O ministro de Portos e Aeroportos, Tomé Franca, afirmou nesta sexta-feira (24) que o setor de aviação comercial brasileiro deve enfrentar reflexos negativos da elevação do preço do petróleo, especialmente no custo do querosene de aviação (QAV). Segundo ele, esse cenário tende a influenciar diretamente o valor das passagens e provocar redução na movimentação de passageiros ao longo de 2026.
De acordo com o ministro, o aumento global do preço do combustível representa um desafio adicional para as companhias aéreas e para o equilíbrio operacional do setor. “Sabemos que há uma crise conjuntural e global afetando o preço do querosene de aviação e isso pode impactar a movimentação de passageiros aéreos ao longo do ano”, afirmou por meio de nota.
Governo avalia novas medidas para aliviar custos do setor
Diante desse cenário, o governo federal analisa alternativas adicionais para minimizar os efeitos da alta do combustível sobre o valor das tarifas aéreas. A intenção é reduzir o impacto direto ao consumidor e preservar a demanda por viagens, especialmente em um período de instabilidade econômica internacional.
Mesmo com as iniciativas já implementadas, a avaliação do Executivo é de que os efeitos sobre o mercado aéreo são inevitáveis. “Estamos estudando outras medidas para que os passageiros brasileiros não sejam tão prejudicados. Os impactos provavelmente serão sentidos, mas o Governo Federal está atuando para reduzir”, disse o ministro.
Entre as ações emergenciais já anunciadas pelo governo federal para apoiar o setor aéreo estão a redução de tributos sobre o combustível e o adiamento de obrigações financeiras das companhias. As medidas buscam aliviar a pressão sobre os custos operacionais e manter a oferta de voos em níveis compatíveis com a demanda.

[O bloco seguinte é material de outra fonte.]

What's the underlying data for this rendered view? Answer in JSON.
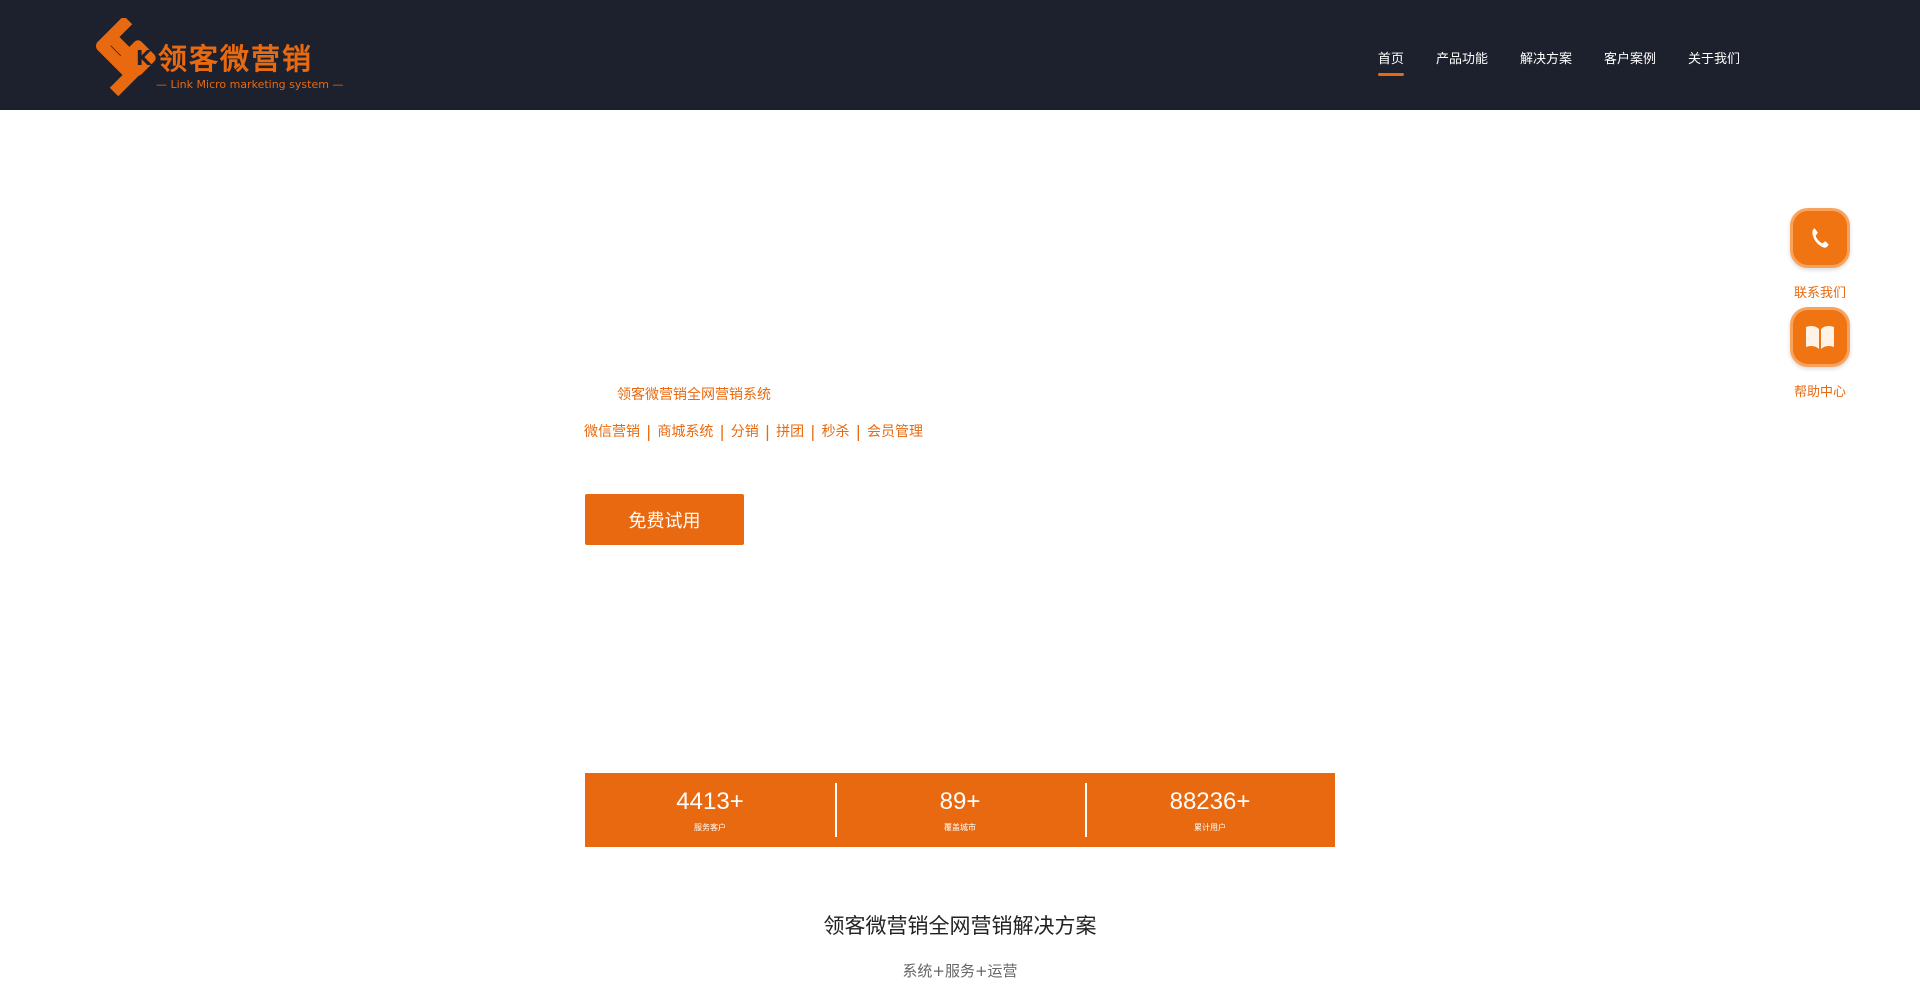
{
  "brand": {
    "name": "领客微营销",
    "tagline": "— Link Micro marketing system —",
    "color": "#e8690f"
  },
  "nav": {
    "items": [
      {
        "label": "首页",
        "active": true
      },
      {
        "label": "产品功能",
        "active": false
      },
      {
        "label": "解决方案",
        "active": false
      },
      {
        "label": "客户案例",
        "active": false
      },
      {
        "label": "关于我们",
        "active": false
      }
    ]
  },
  "side": {
    "phone_label": "联系我们",
    "phone_icon": "phone-icon",
    "book_label": "帮助中心",
    "book_icon": "book-icon"
  },
  "hero": {
    "tagline": "领客微营销全网营销系统",
    "tags": [
      "微信营销",
      "商城系统",
      "分销",
      "拼团",
      "秒杀",
      "会员管理"
    ],
    "cta_label": "免费试用"
  },
  "stats": [
    {
      "value": "4413+",
      "label": "服务客户"
    },
    {
      "value": "89+",
      "label": "覆盖城市"
    },
    {
      "value": "88236+",
      "label": "累计用户"
    }
  ],
  "section": {
    "title": "领客微营销全网营销解决方案",
    "subtitle": "系统+服务+运营"
  }
}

As iniciativas incluem a zeragem das alíquotas de PIS/Cofins incidentes sobre o querosene de aviação, com expectativa de redução direta de aproximadamente R$ 0,07 por litro do combustível. Também foi autorizada a postergação do pagamento das tarifas de navegação aérea ao Departamento de Controle do Espaço Aéreo (Decea), referentes ao período entre abril e junho de 2026, com vencimento transferido para dezembro.

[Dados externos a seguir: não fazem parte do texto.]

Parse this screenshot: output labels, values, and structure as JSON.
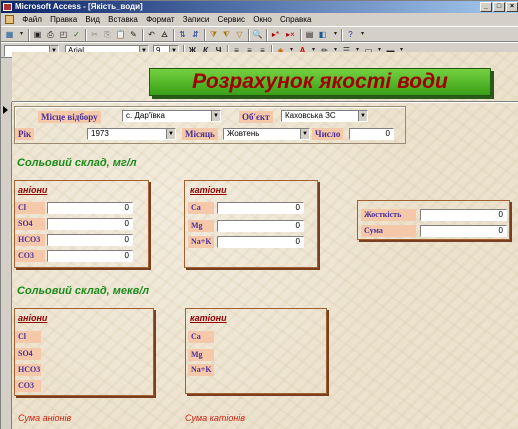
{
  "window": {
    "title": "Microsoft Access - [Якість_води]"
  },
  "menu": [
    "Файл",
    "Правка",
    "Вид",
    "Вставка",
    "Формат",
    "Записи",
    "Сервис",
    "Окно",
    "Справка"
  ],
  "toolbar": {
    "font_name": "Arial",
    "font_size": "9"
  },
  "form": {
    "title": "Розрахунок якості води",
    "fields": {
      "sampling_place": {
        "label": "Місце відбору",
        "value": "с. Дар'ївка"
      },
      "object": {
        "label": "Об'єкт",
        "value": "Каховська ЗС"
      },
      "year": {
        "label": "Рік",
        "value": "1973"
      },
      "month": {
        "label": "Місяць",
        "value": "Жовтень"
      },
      "day": {
        "label": "Число",
        "value": "0"
      }
    },
    "section1": {
      "title": "Сольовий склад, мг/л",
      "anions": {
        "title": "аніони",
        "rows": [
          {
            "label": "Cl",
            "value": "0"
          },
          {
            "label": "SO4",
            "value": "0"
          },
          {
            "label": "HCO3",
            "value": "0"
          },
          {
            "label": "CO3",
            "value": "0"
          }
        ]
      },
      "cations": {
        "title": "катіони",
        "rows": [
          {
            "label": "Ca",
            "value": "0"
          },
          {
            "label": "Mg",
            "value": "0"
          },
          {
            "label": "Na+K",
            "value": "0"
          }
        ]
      },
      "totals": [
        {
          "label": "Жосткість",
          "value": "0"
        },
        {
          "label": "Сума",
          "value": "0"
        }
      ]
    },
    "section2": {
      "title": "Сольовий склад, мекв/л",
      "anions": {
        "title": "аніони",
        "rows": [
          "Cl",
          "SO4",
          "HCO3",
          "CO3"
        ]
      },
      "cations": {
        "title": "катіони",
        "rows": [
          "Ca",
          "Mg",
          "Na+K"
        ]
      },
      "sum_anions": "Сума аніонів",
      "sum_cations": "Сума катіонів"
    }
  },
  "colors": {
    "title_bar": "#0a246a",
    "form_title_text": "#a00000",
    "form_title_bg": "#5cc030",
    "section_title": "#1c8a1c",
    "label_text": "#4a2f9a",
    "label_bg": "#f4c8a8",
    "group_border": "#a06030"
  }
}
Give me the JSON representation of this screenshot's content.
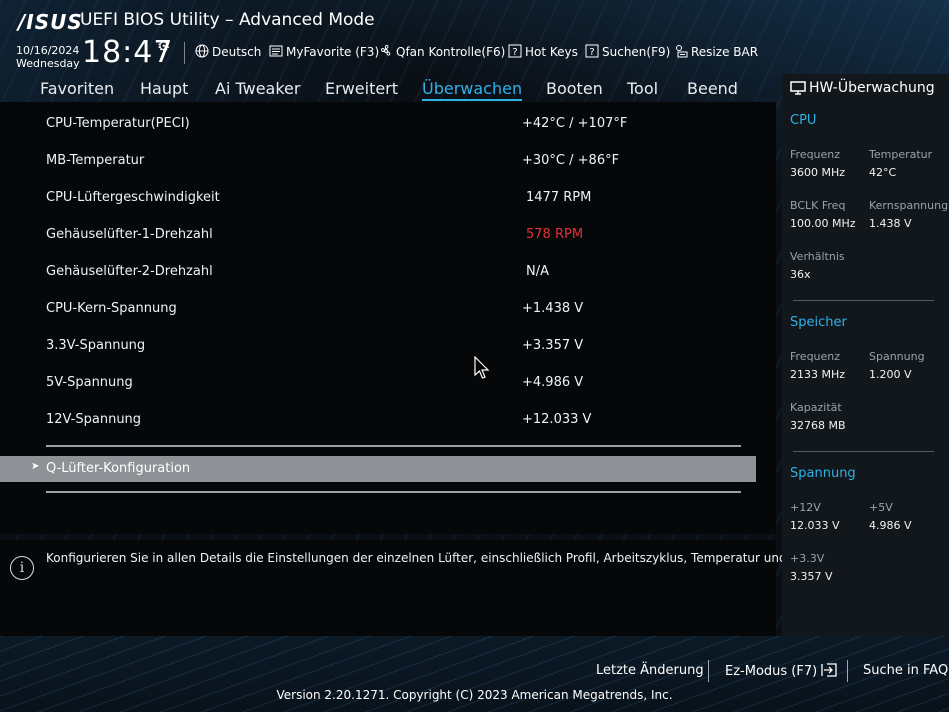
{
  "header": {
    "logo": "/ISUS",
    "title": "UEFI BIOS Utility – Advanced Mode",
    "date": "10/16/2024",
    "weekday": "Wednesday",
    "time": "18:47",
    "toolbar": {
      "language": "Deutsch",
      "myfavorite": "MyFavorite (F3)",
      "qfan": "Qfan Kontrolle(F6)",
      "hotkeys": "Hot Keys",
      "search": "Suchen(F9)",
      "resizebar": "Resize BAR"
    }
  },
  "tabs": [
    "Favoriten",
    "Haupt",
    "Ai Tweaker",
    "Erweitert",
    "Überwachen",
    "Booten",
    "Tool",
    "Beend"
  ],
  "active_tab": "Überwachen",
  "monitor": [
    {
      "label": "CPU-Temperatur(PECI)",
      "value": "+42°C / +107°F"
    },
    {
      "label": "MB-Temperatur",
      "value": "+30°C / +86°F"
    },
    {
      "label": "CPU-Lüftergeschwindigkeit",
      "value": "1477 RPM"
    },
    {
      "label": "Gehäuselüfter-1-Drehzahl",
      "value": "578 RPM"
    },
    {
      "label": "Gehäuselüfter-2-Drehzahl",
      "value": "N/A"
    },
    {
      "label": "CPU-Kern-Spannung",
      "value": "+1.438 V"
    },
    {
      "label": "3.3V-Spannung",
      "value": "+3.357 V"
    },
    {
      "label": "5V-Spannung",
      "value": "+4.986 V"
    },
    {
      "label": "12V-Spannung",
      "value": "+12.033 V"
    }
  ],
  "warning_color": "#e0303a",
  "accent_color": "#2fb1e8",
  "submenu": {
    "arrow": "➤",
    "label": "Q-Lüfter-Konfiguration"
  },
  "info": "Konfigurieren Sie in allen Details die Einstellungen der einzelnen Lüfter, einschließlich Profil, Arbeitszyklus, Temperatur und mehr.",
  "hw": {
    "title": "HW-Überwachung",
    "cpu": {
      "heading": "CPU",
      "freq_label": "Frequenz",
      "freq": "3600 MHz",
      "temp_label": "Temperatur",
      "temp": "42°C",
      "bclk_label": "BCLK Freq",
      "bclk": "100.00 MHz",
      "core_label": "Kernspannung",
      "core": "1.438 V",
      "ratio_label": "Verhältnis",
      "ratio": "36x"
    },
    "memory": {
      "heading": "Speicher",
      "freq_label": "Frequenz",
      "freq": "2133 MHz",
      "volt_label": "Spannung",
      "volt": "1.200 V",
      "cap_label": "Kapazität",
      "cap": "32768 MB"
    },
    "voltage": {
      "heading": "Spannung",
      "v12_label": "+12V",
      "v12": "12.033 V",
      "v5_label": "+5V",
      "v5": "4.986 V",
      "v33_label": "+3.3V",
      "v33": "3.357 V"
    }
  },
  "footer": {
    "last_change": "Letzte Änderung",
    "ez_mode": "Ez-Modus (F7)",
    "faq": "Suche in FAQ",
    "copyright": "Version 2.20.1271. Copyright (C) 2023 American Megatrends, Inc."
  }
}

Outra medida anunciada foi a criação de uma linha de financiamento por meio do Fundo Nacional de Aviação Civil (Fnac), destinada à compra de combustível pelas companhias aéreas. O limite previsto é de até R$ 2,5 bilhões por empresa, com o risco financeiro assumido pelas próprias operadoras.
O governo acompanha a evolução do cenário internacional e mantém diálogo com representantes do setor para avaliar novos instrumentos de apoio, caso a pressão sobre os custos do combustível persista nos próximos meses.